Stevie continued to stare straight ahead. On the screen in front of her, on an episode of Cheers she had seen a hundred times, Norm Peterson was trying every possible tactic to get Rebecca Howe out of the closet of her sleeping boss, on whom she had a crush. Stevie was starting to feel like Rebecca in the closet, a dirty secret, the woman Lindsey had been keeping in the closet since they had started working with Fleetwood Mac again a few months ago. She didn't move her gaze at all but continued to stare in one direction, saying simply, "I'm old and I'm sober and I'm freaking out about the whole project. That's what's wrong."

"Okay, I'm not even going to entertain the idea of your being old, Stevie," Lindsey said. He kissed the bare shoulder that poked out from the strap of her nightgown - the little white silk one she'd worn because she knew he loved it. That was when Stevie finally turned to him, but she kept her grip on the sheet.

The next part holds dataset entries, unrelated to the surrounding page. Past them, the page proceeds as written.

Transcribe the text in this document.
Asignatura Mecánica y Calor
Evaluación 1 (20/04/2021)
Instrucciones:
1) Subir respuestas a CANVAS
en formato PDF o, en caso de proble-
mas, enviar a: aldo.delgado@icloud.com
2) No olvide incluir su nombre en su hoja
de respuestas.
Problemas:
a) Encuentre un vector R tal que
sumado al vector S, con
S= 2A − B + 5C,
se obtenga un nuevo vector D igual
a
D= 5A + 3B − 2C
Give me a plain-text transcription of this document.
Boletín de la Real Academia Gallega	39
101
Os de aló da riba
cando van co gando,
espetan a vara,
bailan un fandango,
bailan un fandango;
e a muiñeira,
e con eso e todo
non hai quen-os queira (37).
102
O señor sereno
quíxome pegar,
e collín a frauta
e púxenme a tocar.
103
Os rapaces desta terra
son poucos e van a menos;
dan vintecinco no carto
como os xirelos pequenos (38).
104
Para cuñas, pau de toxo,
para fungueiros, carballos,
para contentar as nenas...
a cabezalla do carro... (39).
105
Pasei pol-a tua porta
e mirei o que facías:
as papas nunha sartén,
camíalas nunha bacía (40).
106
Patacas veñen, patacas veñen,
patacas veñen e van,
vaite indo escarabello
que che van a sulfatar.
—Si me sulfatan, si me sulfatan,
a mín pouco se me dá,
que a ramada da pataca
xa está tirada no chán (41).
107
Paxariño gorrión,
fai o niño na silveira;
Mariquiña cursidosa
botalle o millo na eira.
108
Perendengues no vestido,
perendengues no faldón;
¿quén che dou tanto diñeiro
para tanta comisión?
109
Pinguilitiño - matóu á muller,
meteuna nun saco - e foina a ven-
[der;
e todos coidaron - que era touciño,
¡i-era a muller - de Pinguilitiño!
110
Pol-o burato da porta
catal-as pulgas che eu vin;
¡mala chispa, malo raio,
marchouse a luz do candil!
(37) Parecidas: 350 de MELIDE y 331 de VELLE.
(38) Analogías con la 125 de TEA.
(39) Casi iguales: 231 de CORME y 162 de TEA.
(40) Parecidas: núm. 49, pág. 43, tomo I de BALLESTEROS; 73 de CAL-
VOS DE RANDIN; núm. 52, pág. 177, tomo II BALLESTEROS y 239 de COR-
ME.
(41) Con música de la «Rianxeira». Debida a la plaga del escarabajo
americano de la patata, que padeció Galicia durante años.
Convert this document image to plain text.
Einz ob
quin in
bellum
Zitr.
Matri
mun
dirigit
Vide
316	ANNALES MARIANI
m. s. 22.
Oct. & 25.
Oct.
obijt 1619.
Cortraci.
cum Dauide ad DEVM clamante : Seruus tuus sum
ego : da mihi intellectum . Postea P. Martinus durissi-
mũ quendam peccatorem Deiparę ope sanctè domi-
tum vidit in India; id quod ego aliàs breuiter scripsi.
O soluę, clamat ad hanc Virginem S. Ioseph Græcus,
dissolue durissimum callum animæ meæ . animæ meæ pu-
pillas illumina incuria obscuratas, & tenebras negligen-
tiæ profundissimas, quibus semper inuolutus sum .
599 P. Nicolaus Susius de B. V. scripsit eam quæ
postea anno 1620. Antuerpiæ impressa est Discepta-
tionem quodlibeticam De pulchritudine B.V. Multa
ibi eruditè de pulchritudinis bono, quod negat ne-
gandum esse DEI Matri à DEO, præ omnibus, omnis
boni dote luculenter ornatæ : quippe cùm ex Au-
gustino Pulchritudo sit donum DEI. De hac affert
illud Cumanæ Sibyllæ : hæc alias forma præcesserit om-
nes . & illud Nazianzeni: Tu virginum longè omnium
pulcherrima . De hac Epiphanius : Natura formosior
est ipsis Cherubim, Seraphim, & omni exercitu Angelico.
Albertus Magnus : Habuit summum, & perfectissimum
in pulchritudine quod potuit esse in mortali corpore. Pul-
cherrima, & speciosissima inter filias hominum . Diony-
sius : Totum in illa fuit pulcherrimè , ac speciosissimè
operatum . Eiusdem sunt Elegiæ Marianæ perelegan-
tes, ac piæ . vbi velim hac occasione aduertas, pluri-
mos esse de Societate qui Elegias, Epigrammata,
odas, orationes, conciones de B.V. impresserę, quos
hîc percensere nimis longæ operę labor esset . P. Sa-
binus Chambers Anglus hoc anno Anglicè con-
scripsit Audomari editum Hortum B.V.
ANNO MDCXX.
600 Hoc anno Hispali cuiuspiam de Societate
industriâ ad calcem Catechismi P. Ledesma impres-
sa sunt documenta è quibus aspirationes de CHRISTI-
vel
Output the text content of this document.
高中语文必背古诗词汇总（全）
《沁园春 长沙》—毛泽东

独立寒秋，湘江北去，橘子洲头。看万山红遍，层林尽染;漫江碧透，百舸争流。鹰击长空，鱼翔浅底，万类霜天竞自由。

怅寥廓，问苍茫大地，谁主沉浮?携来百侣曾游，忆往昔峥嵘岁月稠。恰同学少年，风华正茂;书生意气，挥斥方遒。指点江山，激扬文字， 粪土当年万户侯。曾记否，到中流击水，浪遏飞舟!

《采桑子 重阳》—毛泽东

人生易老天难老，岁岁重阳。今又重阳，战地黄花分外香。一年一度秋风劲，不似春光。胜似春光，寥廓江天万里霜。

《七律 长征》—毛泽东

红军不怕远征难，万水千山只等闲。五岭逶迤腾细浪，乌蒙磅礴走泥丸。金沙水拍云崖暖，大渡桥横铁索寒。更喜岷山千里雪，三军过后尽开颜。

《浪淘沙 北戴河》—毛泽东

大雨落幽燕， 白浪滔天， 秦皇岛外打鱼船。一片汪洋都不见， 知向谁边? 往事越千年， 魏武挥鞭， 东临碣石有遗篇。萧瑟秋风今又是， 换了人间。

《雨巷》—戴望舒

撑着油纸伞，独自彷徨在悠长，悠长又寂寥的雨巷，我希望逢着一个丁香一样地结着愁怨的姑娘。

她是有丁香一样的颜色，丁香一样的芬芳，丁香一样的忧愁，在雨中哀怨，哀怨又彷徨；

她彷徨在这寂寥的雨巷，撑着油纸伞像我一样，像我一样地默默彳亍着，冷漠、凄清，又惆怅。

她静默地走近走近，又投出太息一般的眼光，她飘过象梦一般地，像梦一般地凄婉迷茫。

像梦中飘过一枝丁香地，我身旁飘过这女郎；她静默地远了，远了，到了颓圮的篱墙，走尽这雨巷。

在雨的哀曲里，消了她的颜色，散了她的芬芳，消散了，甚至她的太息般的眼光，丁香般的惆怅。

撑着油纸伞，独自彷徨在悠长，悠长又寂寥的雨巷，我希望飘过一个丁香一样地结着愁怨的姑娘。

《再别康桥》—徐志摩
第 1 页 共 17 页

"Hey man, you still have a year left," she said. "Forty-nine is coming next month and that's the last one before fifty! You'll see what I mean next year when it happens to you!"

"Well I don't care if you're forty-nine or fifty-nine or eighty-nine, angel," he said. "You're beautiful, you're amazing...and you're Stevie Nicks! You'll be fine tomorrow."

"Stay close by me tomorrow?"  She looked at him with hopeful eyes. "Like sit next to me if we're sitting down to be interviewed, stand by me if they make us stand a lot...please? I haven't done this without some kind of substance since 1975 and I don't know if I'm going to make it. Will you please stay close to me?"

"Try and send me away, sweet girl."  He smiled at her and then kissed her, and he used his hands over hers to help her release her grip on the purple sheet she had wrinkled by how tight she'd been gripping it in anxiety. "There you go," he said when the sheet was out of her hands, and he kissed her fingertips before letting go of her hands. She still had a stricken look on in her eyes, and he knew it was going to take awhile for her to be comfortable with all of this.